A manifestação ocorreu no julgamento em que o STF analisa se o artigo 50 da Lei das Contravenções Penais, que tipifica a exploração de jogos de azar, foi recepcionado pela Constituição de 1988. O recurso tem repercussão geral reconhecida e discute a compatibilidade da norma com princípios como livre iniciativa, autonomia individual e proporcionalidade.
Bets ilegais e Pix
Toffoli citou dados macroeconômicos fornecidos por uma instituição financeira para dimensionar o avanço das plataformas clandestinas. Entre os 20 maiores recebedores de transferências via Pix da entidade, 15 seriam bets ilegais, segundo o ministro.
Essas operações utilizam CNPJs que desaparecem após a captação dos recursos, deixando os apostadores sem meios para recuperar os valores transferidos. “Eles enganam o cidadão e somem do mercado”, disse Toffoli.

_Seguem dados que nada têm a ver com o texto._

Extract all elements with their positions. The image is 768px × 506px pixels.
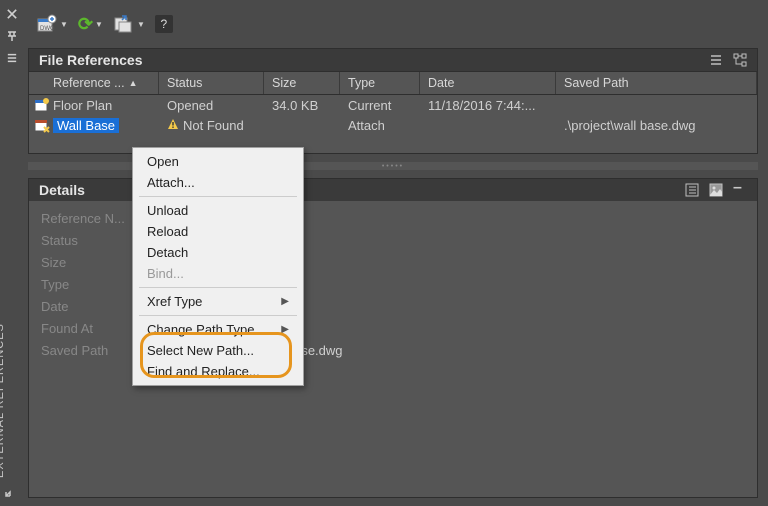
preview-icon[interactable] [709,183,723,197]
panel-title: Details [39,182,85,198]
ctx-reload[interactable]: Reload [133,221,303,242]
table-row[interactable]: Floor Plan Opened 34.0 KB Current 11/18/… [29,95,757,115]
palette-title: EXTERNAL REFERENCES [0,323,6,478]
chevron-down-icon: ▼ [95,20,103,29]
attach-dwg-button[interactable]: DWG ▼ [36,13,68,35]
ctx-change-path-type[interactable]: Change Path Type▶ [133,319,303,340]
list-view-icon[interactable] [709,53,723,67]
table-row[interactable]: Wall Base Not Found Attach .\project\wal… [29,115,757,135]
col-reference[interactable]: Reference ...▲ [29,72,159,94]
details-view-icon[interactable] [685,183,699,197]
context-menu: Open Attach... Unload Reload Detach Bind… [132,147,304,386]
col-path[interactable]: Saved Path [556,72,757,94]
ctx-select-new-path[interactable]: Select New Path... [133,340,303,361]
palette-handle-icon[interactable] [4,485,16,500]
ctx-xref-type[interactable]: Xref Type▶ [133,291,303,312]
submenu-arrow-icon: ▶ [281,296,289,307]
help-icon: ? [155,15,173,33]
dwg-current-icon [33,97,51,113]
ctx-open[interactable]: Open [133,151,303,172]
ctx-bind: Bind... [133,263,303,284]
chevron-down-icon: ▼ [137,20,145,29]
ctx-unload[interactable]: Unload [133,200,303,221]
panel-title: File References [39,52,143,68]
col-status[interactable]: Status [159,72,264,94]
svg-text:DWG: DWG [40,26,55,32]
dwg-missing-icon [33,117,51,133]
menu-icon[interactable] [4,50,20,66]
collapse-icon[interactable]: – [733,183,747,197]
toolbar: DWG ▼ ⟳ ▼ ▼ ? [28,8,758,40]
column-headers: Reference ...▲ Status Size Type Date Sav… [29,71,757,95]
sort-asc-icon: ▲ [129,78,138,88]
ctx-find-replace[interactable]: Find and Replace... [133,361,303,382]
help-button[interactable]: ? [155,15,173,33]
close-icon[interactable] [4,6,20,22]
warning-icon [167,118,179,133]
left-rail: EXTERNAL REFERENCES [0,0,24,506]
refresh-icon: ⟳ [78,14,93,35]
chevron-down-icon: ▼ [60,20,68,29]
refresh-button[interactable]: ⟳ ▼ [78,14,103,35]
pin-icon[interactable] [4,28,20,44]
file-references-panel: File References Reference ...▲ Status Si… [28,48,758,154]
col-type[interactable]: Type [340,72,420,94]
change-path-button[interactable]: ▼ [113,13,145,35]
submenu-arrow-icon: ▶ [281,324,289,335]
col-size[interactable]: Size [264,72,340,94]
ctx-attach[interactable]: Attach... [133,172,303,193]
col-date[interactable]: Date [420,72,556,94]
ctx-detach[interactable]: Detach [133,242,303,263]
tree-view-icon[interactable] [733,53,747,67]
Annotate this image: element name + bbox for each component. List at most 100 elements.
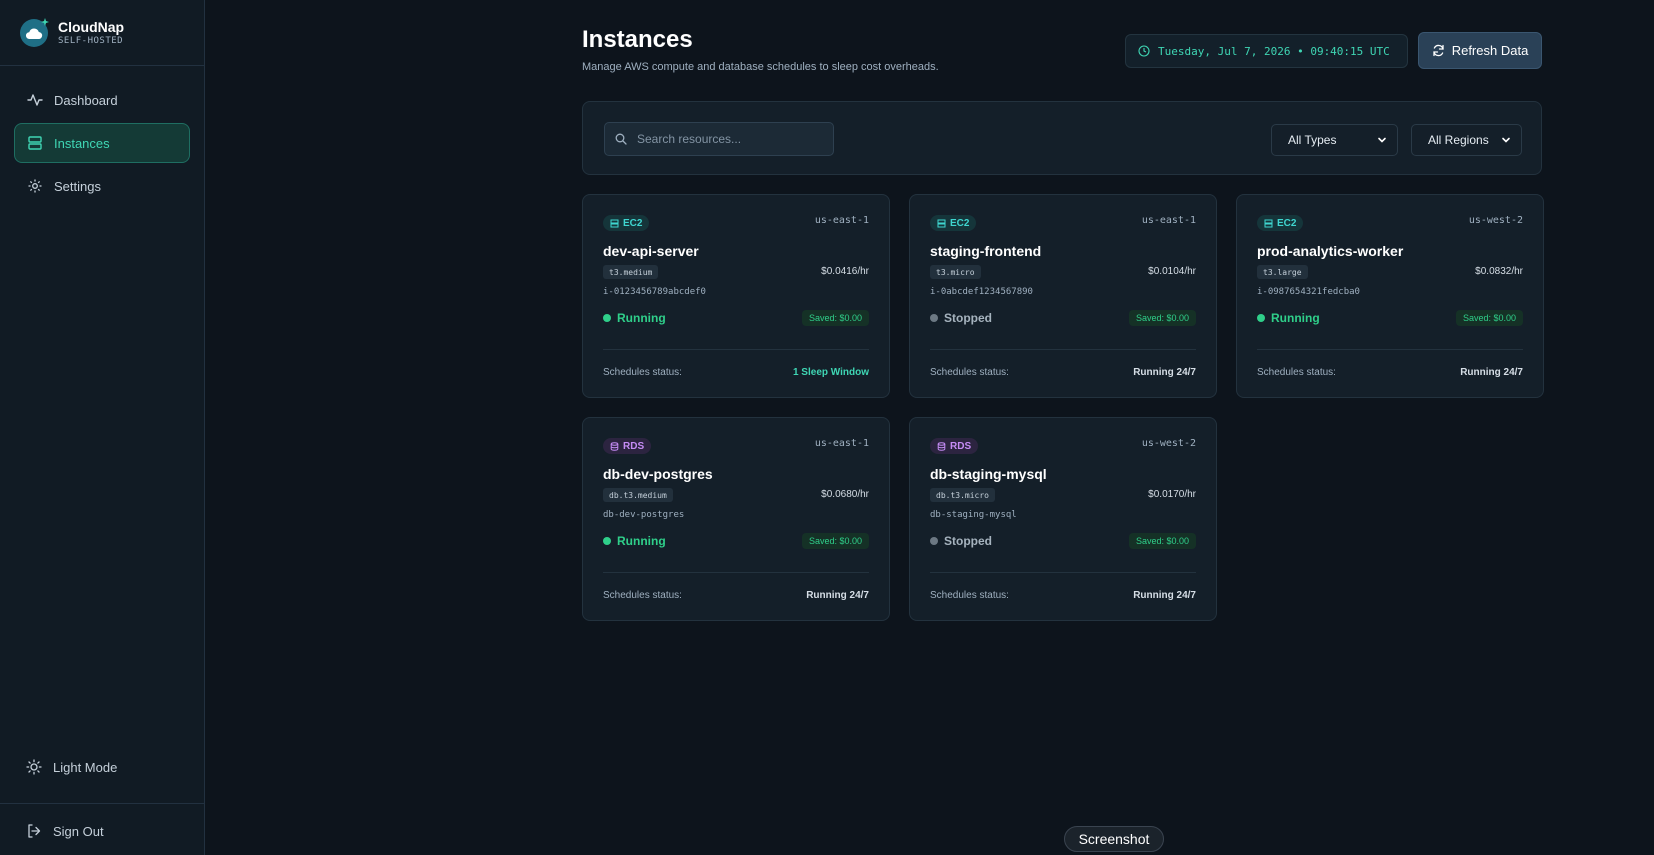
refresh-data-button[interactable]: Refresh Data	[1418, 32, 1542, 69]
sidebar-nav: Dashboard Instances Settings	[0, 66, 204, 206]
activity-icon	[27, 92, 43, 108]
chevron-down-icon	[1501, 135, 1511, 145]
schedule-value[interactable]: Running 24/7	[1133, 590, 1196, 601]
server-icon	[610, 219, 619, 228]
status-indicator: Running	[603, 311, 666, 325]
hourly-price: $0.0416/hr	[821, 266, 869, 277]
light-mode-label: Light Mode	[53, 759, 118, 775]
hourly-price: $0.0680/hr	[821, 489, 869, 500]
instance-type-chip: t3.micro	[930, 265, 981, 279]
badge-label: EC2	[623, 217, 643, 229]
server-icon	[1264, 219, 1273, 228]
status-dot	[930, 537, 938, 545]
status-label: Running	[1271, 311, 1320, 325]
ec2-badge: EC2	[930, 215, 977, 231]
hourly-price: $0.0832/hr	[1475, 266, 1523, 277]
refresh-label: Refresh Data	[1451, 43, 1529, 58]
ec2-badge: EC2	[1257, 215, 1304, 231]
resource-id: db-dev-postgres	[603, 510, 685, 520]
badge-label: RDS	[950, 440, 972, 452]
schedule-value[interactable]: Running 24/7	[1133, 367, 1196, 378]
rds-badge: RDS	[930, 438, 979, 454]
rds-badge: RDS	[603, 438, 652, 454]
search-icon	[615, 133, 627, 145]
status-dot	[603, 314, 611, 322]
sun-icon	[26, 759, 42, 775]
resource-id: i-0987654321fedcba0	[1257, 287, 1360, 297]
region-label: us-west-2	[1141, 438, 1196, 449]
server-icon	[27, 135, 43, 151]
instance-card[interactable]: RDS us-west-2 db-staging-mysql db.t3.mic…	[909, 417, 1217, 621]
status-dot	[603, 537, 611, 545]
badge-label: EC2	[1277, 217, 1297, 229]
savings-badge: Saved: $0.00	[1128, 310, 1196, 326]
status-label: Running	[617, 311, 666, 325]
schedules-status-label: Schedules status:	[603, 367, 682, 378]
ec2-badge: EC2	[603, 215, 650, 231]
sidebar-item-settings[interactable]: Settings	[14, 166, 190, 206]
region-filter-value: All Regions	[1428, 133, 1489, 147]
type-filter-value: All Types	[1288, 133, 1337, 147]
instance-card[interactable]: EC2 us-west-2 prod-analytics-worker t3.l…	[1236, 194, 1544, 398]
status-indicator: Running	[1257, 311, 1320, 325]
hourly-price: $0.0170/hr	[1148, 489, 1196, 500]
sign-out-label: Sign Out	[53, 823, 104, 839]
status-indicator: Stopped	[930, 311, 992, 325]
schedules-status-label: Schedules status:	[603, 590, 682, 601]
search-box[interactable]	[604, 122, 834, 156]
instance-type-chip: t3.large	[1257, 265, 1308, 279]
sidebar-item-label: Dashboard	[54, 92, 118, 108]
sidebar-item-instances[interactable]: Instances	[14, 123, 190, 163]
clock-icon	[1138, 45, 1150, 57]
brand-subtitle: SELF-HOSTED	[58, 36, 124, 46]
status-label: Stopped	[944, 311, 992, 325]
page-title: Instances	[582, 26, 693, 53]
card-divider	[1257, 349, 1523, 350]
sign-out-button[interactable]: Sign Out	[0, 816, 204, 846]
resource-name: db-staging-mysql	[930, 466, 1047, 482]
sidebar-item-dashboard[interactable]: Dashboard	[14, 80, 190, 120]
resource-id: db-staging-mysql	[930, 510, 1017, 520]
status-dot	[930, 314, 938, 322]
instance-type-chip: db.t3.micro	[930, 488, 995, 502]
schedule-value[interactable]: 1 Sleep Window	[793, 367, 869, 378]
sign-out-icon	[26, 823, 42, 839]
card-divider	[930, 349, 1196, 350]
gear-icon	[27, 178, 43, 194]
sidebar: CloudNap SELF-HOSTED Dashboard Instances…	[0, 0, 205, 855]
clock-text: Tuesday, Jul 7, 2026 • 09:40:15 UTC	[1158, 44, 1390, 58]
region-label: us-east-1	[814, 438, 869, 449]
schedules-status-label: Schedules status:	[930, 367, 1009, 378]
status-label: Stopped	[944, 534, 992, 548]
card-divider	[603, 572, 869, 573]
sidebar-item-label: Settings	[54, 178, 101, 194]
light-mode-toggle[interactable]: Light Mode	[0, 747, 204, 787]
search-input[interactable]	[637, 132, 827, 146]
page-subtitle: Manage AWS compute and database schedule…	[582, 61, 939, 73]
signout-section: Sign Out	[0, 803, 204, 855]
instance-card[interactable]: EC2 us-east-1 dev-api-server t3.medium $…	[582, 194, 890, 398]
brand[interactable]: CloudNap SELF-HOSTED	[0, 0, 204, 66]
schedules-status-label: Schedules status:	[1257, 367, 1336, 378]
resource-id: i-0abcdef1234567890	[930, 287, 1033, 297]
schedule-value[interactable]: Running 24/7	[806, 590, 869, 601]
region-filter-select[interactable]: All Regions	[1411, 124, 1522, 156]
instance-card[interactable]: EC2 us-east-1 staging-frontend t3.micro …	[909, 194, 1217, 398]
type-filter-select[interactable]: All Types	[1271, 124, 1398, 156]
schedule-value[interactable]: Running 24/7	[1460, 367, 1523, 378]
instance-card[interactable]: RDS us-east-1 db-dev-postgres db.t3.medi…	[582, 417, 890, 621]
status-indicator: Running	[603, 534, 666, 548]
refresh-icon	[1432, 44, 1445, 57]
region-label: us-west-2	[1468, 215, 1523, 226]
savings-badge: Saved: $0.00	[801, 533, 869, 549]
resource-id: i-0123456789abcdef0	[603, 287, 706, 297]
screenshot-button[interactable]: Screenshot	[1064, 826, 1164, 852]
filter-bar: All Types All Regions	[582, 101, 1542, 175]
badge-label: RDS	[623, 440, 645, 452]
database-icon	[937, 441, 946, 451]
brand-name: CloudNap	[58, 19, 125, 35]
schedules-status-label: Schedules status:	[930, 590, 1009, 601]
resource-name: db-dev-postgres	[603, 466, 713, 482]
server-icon	[937, 219, 946, 228]
resource-name: staging-frontend	[930, 243, 1042, 259]
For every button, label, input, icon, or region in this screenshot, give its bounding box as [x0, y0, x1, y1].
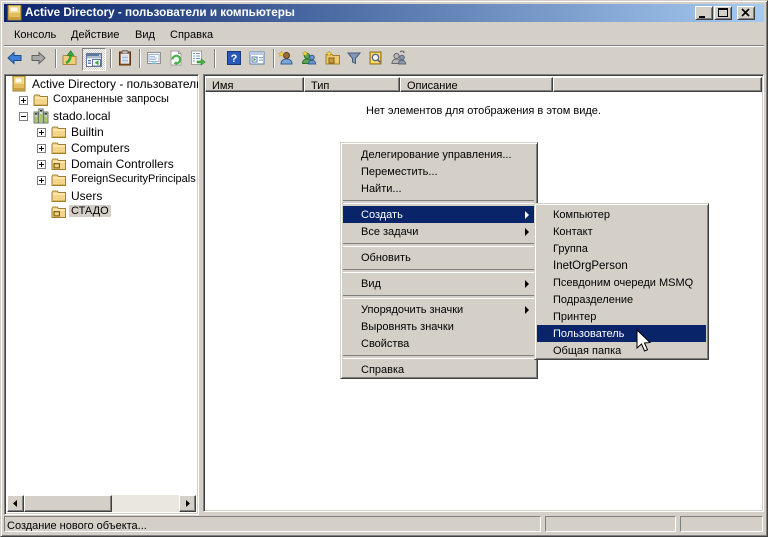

O ministro distinguiu as empresas legalizadas, que aparecem em transmissões esportivas, das plataformas clandestinas. Estas últimas, segundo ele, representam o problema mais grave por atuarem fora do alcance dos órgãos de controle, inclusive em casos de sites sediados em países com os quais o Brasil não mantém relações diplomáticas.
Impacto social e contexto regulatório
Para o ministro, o fenômeno das apostas afeta pessoas de todas as idades, classes sociais e faixas de renda. “Temos que ter um olhar para essa questão dos jogos de aposta hoje como uma doença social”, afirmou.
Toffoli também apontou que a expansão das apostas on-line criou uma realidade completamente diferente da que existia quando a lei das contravenções penais foi editada, em 1941. “É um mundo novo, complexo e difícil. Não é aquele mundo da década de 40. Nós temos que realmente nos dedicar mais tempo a isso”, concluiu.
Divergência e suspensão do julgamento
O relator do processo, ministro Luiz Fux, votou pela validade da norma. O ministro Flávio Dino acompanhou essa conclusão, mas defendeu que o Supremo avalie, de forma articulada, as ações que tratam da regulamentação das bets, com o objetivo de evitar tratamentos incompatíveis entre diferentes modalidades de jogos.
A divergência sobre o alcance do julgamento levou Dino a pedir vista, o que suspendeu a análise. O caso tramita sob o RE 966.177.